I went to reread the requirements and found the same information. You can enter your name and email on the Prev Med Board website to be updated about ABAM exams and requirements when they decide and publish them.

Posted: Mon Jul 11, 2016 6:27 am
by drpasser
Great comment and advice, fish doc.

I did not attend a review course, but read the definitive text book. It took me a year. The exam was reasonable, fair and multiple choice. Those standardized tests are tough to ace but not too tough to preclude passing.

Plus-I'm a Passer (c;}

Posted: Mon Jul 11, 2016 6:27 am
by fishdoc
Having reread the new "Final Rule in the Federal Register,
I misunderstood that that there are 2 pathways
to the increased limit of 275 patients.
One for physicians who have the "Additional Credentialing"
which "means board certification in addiction medicine or
addiction psychiatry by the American
Board of Addiction Medicine or the American Board of Medical
Specialties or certification by the American Osteopathic
Academy of Addiction Medicine, the American Board of Addiction
Medicine, or the American Society of Addiction Medicine."
(ABAM is included twice in the Federal Register)

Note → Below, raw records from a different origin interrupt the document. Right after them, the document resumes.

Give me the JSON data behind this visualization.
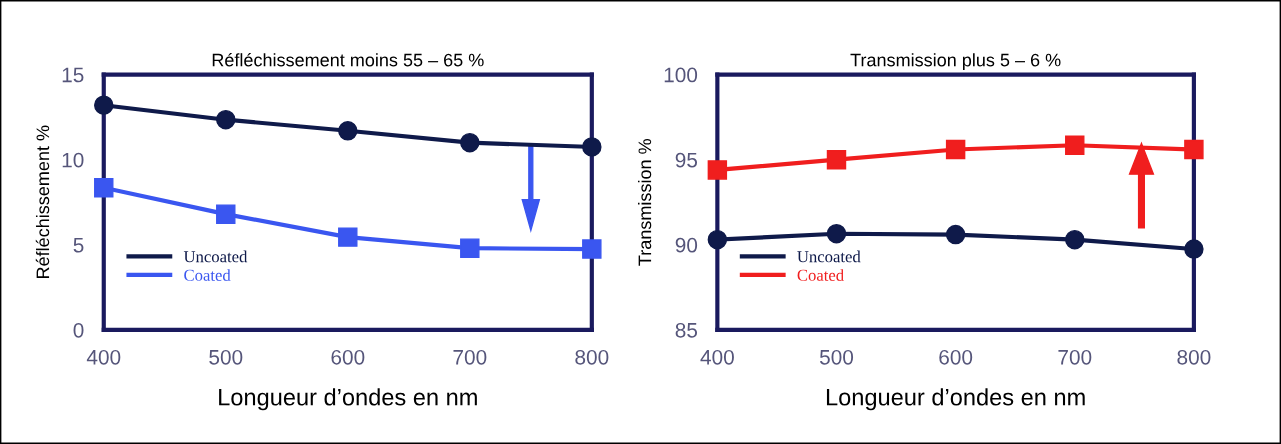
{
  "chart_data": [
    {
      "type": "line",
      "title": "Réfléchissement moins 55 – 65 %",
      "xlabel": "Longueur d’ondes en nm",
      "ylabel": "Réfléchissement %",
      "x": [
        400,
        500,
        600,
        700,
        800
      ],
      "series": [
        {
          "name": "Uncoated",
          "color": "#0f1a4a",
          "marker": "circle",
          "values": [
            13.2,
            12.35,
            11.7,
            11.0,
            10.75
          ]
        },
        {
          "name": "Coated",
          "color": "#3a56f0",
          "marker": "square",
          "values": [
            8.35,
            6.8,
            5.45,
            4.8,
            4.75
          ]
        }
      ],
      "xlim": [
        400,
        800
      ],
      "xticks": [
        400,
        500,
        600,
        700,
        800
      ],
      "ylim": [
        0,
        15
      ],
      "yticks": [
        0,
        5,
        10,
        15
      ],
      "grid": false,
      "legend": "bottom left",
      "line_style": "solid"
    },
    {
      "type": "line",
      "title": "Transmission plus 5 – 6 %",
      "xlabel": "Longueur d’ondes en nm",
      "ylabel": "Transmission %",
      "x": [
        400,
        500,
        600,
        700,
        800
      ],
      "series": [
        {
          "name": "Uncoated",
          "color": "#0f1a4a",
          "marker": "circle",
          "values": [
            90.3,
            90.65,
            90.6,
            90.3,
            89.75
          ]
        },
        {
          "name": "Coated",
          "color": "#f01e1e",
          "marker": "square",
          "values": [
            94.4,
            95.0,
            95.6,
            95.85,
            95.6
          ]
        }
      ],
      "xlim": [
        400,
        800
      ],
      "xticks": [
        400,
        500,
        600,
        700,
        800
      ],
      "ylim": [
        85,
        100
      ],
      "yticks": [
        85,
        90,
        95,
        100
      ],
      "grid": false,
      "legend": "bottom left",
      "line_style": "solid"
    }
  ]
}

The other pathway includes physicians NOT included in the
first pathway but who practice at "A qualified practice
setting." This pathway includes the use health information
technology and the ABILITY to accept third party payments.
These physicians need not be board certified.

At the present time certification is not possible.
The American Board of Addiction Medicine has ceased testing
and the American Board of Preventative Medicine will begin
testing no earlier than 2017. Fellowship probably will not be
required for the next 5 years. I would recommend attending the
ASAM and or CSAM review courses and studying "The ASAM Principles
of Addiction Medicine."

Posted: Mon Jul 11, 2016 6:27 am
by drpasser
Wanna start another thread on becoming boarded? Sounds like a cool idea for a topic c excellent timing!
Best,
Kevin

Posted: Mon Jul 11, 2016 6:27 am
by Bruni
quote:
Originally posted by robertsonjon

How does one become certified in addiction medicine without taking a 2 year vacation?

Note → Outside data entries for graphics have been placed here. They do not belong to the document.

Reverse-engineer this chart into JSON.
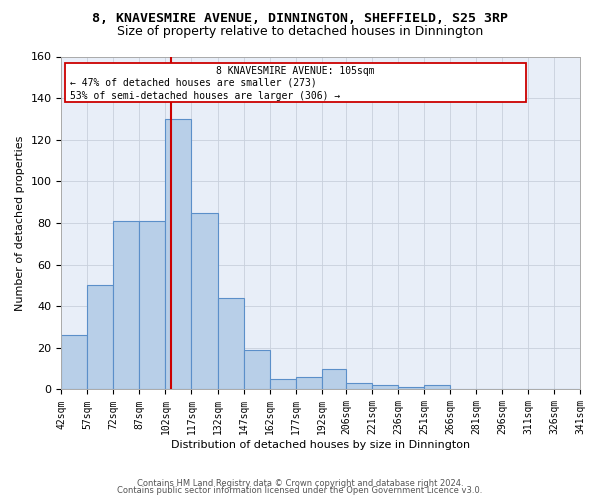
{
  "title1": "8, KNAVESMIRE AVENUE, DINNINGTON, SHEFFIELD, S25 3RP",
  "title2": "Size of property relative to detached houses in Dinnington",
  "xlabel": "Distribution of detached houses by size in Dinnington",
  "ylabel": "Number of detached properties",
  "footnote1": "Contains HM Land Registry data © Crown copyright and database right 2024.",
  "footnote2": "Contains public sector information licensed under the Open Government Licence v3.0.",
  "ann_line1": "8 KNAVESMIRE AVENUE: 105sqm",
  "ann_line2": "← 47% of detached houses are smaller (273)",
  "ann_line3": "53% of semi-detached houses are larger (306) →",
  "tick_labels": [
    "42sqm",
    "57sqm",
    "72sqm",
    "87sqm",
    "102sqm",
    "117sqm",
    "132sqm",
    "147sqm",
    "162sqm",
    "177sqm",
    "192sqm",
    "206sqm",
    "221sqm",
    "236sqm",
    "251sqm",
    "266sqm",
    "281sqm",
    "296sqm",
    "311sqm",
    "326sqm",
    "341sqm"
  ],
  "edges": [
    42,
    57,
    72,
    87,
    102,
    117,
    132,
    147,
    162,
    177,
    192,
    206,
    221,
    236,
    251,
    266,
    281,
    296,
    311,
    326,
    341
  ],
  "bar_heights": [
    26,
    50,
    81,
    81,
    130,
    85,
    44,
    19,
    5,
    6,
    10,
    3,
    2,
    1,
    2,
    0,
    0,
    0,
    0,
    0
  ],
  "bar_color": "#b8cfe8",
  "bar_edge_color": "#5b8fc9",
  "vline_x": 105,
  "vline_color": "#cc0000",
  "ann_box_color": "#cc0000",
  "ylim": [
    0,
    160
  ],
  "yticks": [
    0,
    20,
    40,
    60,
    80,
    100,
    120,
    140,
    160
  ],
  "grid_color": "#c8d0dc",
  "bg_color": "#e8eef8",
  "title1_fontsize": 9.5,
  "title2_fontsize": 9,
  "axis_fontsize": 8,
  "tick_fontsize": 7
}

Check out the ABAM/ASAM sites for details.
For a while at least one can still take
the board exam without formal fellowship or
residency training (there are so few programs).
One must however certify that one has completed
(about) 2000 hours of practice time in treating
substance abuse and complete a certain
prerequisite CME credits (>200 hrs I think)
in the subject. ASAM sponsors review courses
focused on the board exam, I believe.
But don't trust me, go look it up.

Posted: Mon Jul 11, 2016 6:27 am
by gordon2441
What does it take to become certified in addiction medicine? And how much does it cost?

Gordon

Posted: Mon Jul 11, 2016 6:27 am
by robertsonjon
How does one become certified in addiction medicine without taking a 2 year vacation?

Posted: Mon Jul 11, 2016 6:27 am
by rac1210
As I understand this bill it exempts board certified docs from having to accept third party ins, have electronic records, etc. I sounds like all this stuff is for qualified regional areas only. Correct me if I am wrong.

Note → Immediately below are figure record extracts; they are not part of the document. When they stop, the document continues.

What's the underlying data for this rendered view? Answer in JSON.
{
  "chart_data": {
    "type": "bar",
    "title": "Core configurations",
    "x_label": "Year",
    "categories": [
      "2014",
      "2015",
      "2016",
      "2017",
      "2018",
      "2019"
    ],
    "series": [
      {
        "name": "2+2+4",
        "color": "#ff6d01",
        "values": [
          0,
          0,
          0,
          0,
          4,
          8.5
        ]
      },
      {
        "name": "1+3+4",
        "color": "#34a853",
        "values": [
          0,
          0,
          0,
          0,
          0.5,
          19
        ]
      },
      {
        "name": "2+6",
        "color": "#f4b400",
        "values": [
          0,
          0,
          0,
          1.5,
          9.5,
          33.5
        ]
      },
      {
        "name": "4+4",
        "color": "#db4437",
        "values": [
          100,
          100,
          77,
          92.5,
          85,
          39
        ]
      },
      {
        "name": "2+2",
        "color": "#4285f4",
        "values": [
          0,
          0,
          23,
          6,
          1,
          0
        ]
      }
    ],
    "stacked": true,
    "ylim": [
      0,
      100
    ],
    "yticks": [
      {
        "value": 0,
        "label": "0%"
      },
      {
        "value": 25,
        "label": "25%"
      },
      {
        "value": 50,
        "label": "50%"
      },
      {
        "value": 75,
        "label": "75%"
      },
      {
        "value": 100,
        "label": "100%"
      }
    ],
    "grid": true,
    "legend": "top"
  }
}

Posted: Mon Jul 11, 2016 6:27 am
by peterorrin
Yes! One must be impressed with the amount of thought that went into the Final Rule. And I see they included just about every comment we questioners had, along with their responses.

Cheers,
Peter

Posted: Mon Jul 11, 2016 6:27 am
by drpasser
Just become certified in addiction medicine. I did, 23 years after graduation from med school.
It is very possible.

I think the law strikes a delicate balance, as it tries to curtail the for only for profit folks from creating bupe mills, instead of pain pill mills.

There are some very mediocre (at best) practitioners out there. They cannot be allowed to expand past 100. They make us all look bad enough as it is.

We need to celebrate this. It has been a long time coming. Is it perfect? No. Is it an important improvement? Absolutely, IMO.